Additionally, many intended beneficiaries—especially youth, women, and persons with disabilities—have been excluded from the empowerment schemes because counties either failed to allocate money or provided inadequate funding.
The findings are contained in audit reports for youth, women, PWD and enterprise funds for the financial year ending June 30, 2025, presented in the Senate.
In Samburu County, Sh31.01 million issued through the Youth and Women Enterprise Development Fund remains unrecovered. Gathungu noted that the receivables are long overdue, yet the county has not made provisions for bad debts.
Key documents such as loan forms, debtor lists, ageing analyses, and proof of recovery efforts were missing. The fund has also fallen into a cumulative deficit of Sh37.58 million, nearly halving its initial capital of Sh75 million—undermining its purpose as a revolving fund.

Marsabit County faces similar issues, with Sh24 million issued seven years ago still unpaid.
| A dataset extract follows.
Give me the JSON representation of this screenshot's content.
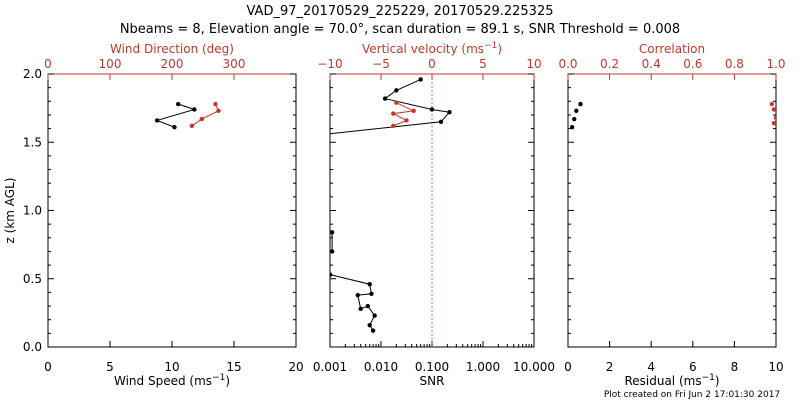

The audit found no evidence of follow-up, demand notices, or legal action. The fund has a Sh3.60 million deficit and its legally mandated 10-year term expired during the audit period, yet it continued issuing loans without an active board.
In Laikipia County, over Sh5.58 million has remained unpaid for years. The Auditor General reported a lack of recovery attempts, no insurance or collateral, and no debt management policy—issues previously flagged with little improvement.
Busia County also mirrors the pattern. Sh66.25 million lent to 63 co-operatives since 2014 remains outstanding, with no proof of recovery efforts. The loans were issued without collateral, making enforcement difficult, and auditors could not confirm the accuracy or recoverability of the receivables.
Vihiga County is battling overdue loans totalling Sh52.08 million, many of which have had no repayments for years.

Kajiado County’s unpaid loans amount to Sh90.64 million, with basic loan documents—agreements, schedules, or breakdowns—missing. No bad debt provisions were made, and recovery efforts were not demonstrated.
In Nyeri County, audit reviews of 19 beneficiary files show that 58% of loans—Sh8.6 million—are in default. Seventeen loans had surpassed the six-month grace period with no repayment, and five beneficiaries had never paid anything back. The Auditor General concluded that recovering the Sh8.6 million is unlikely.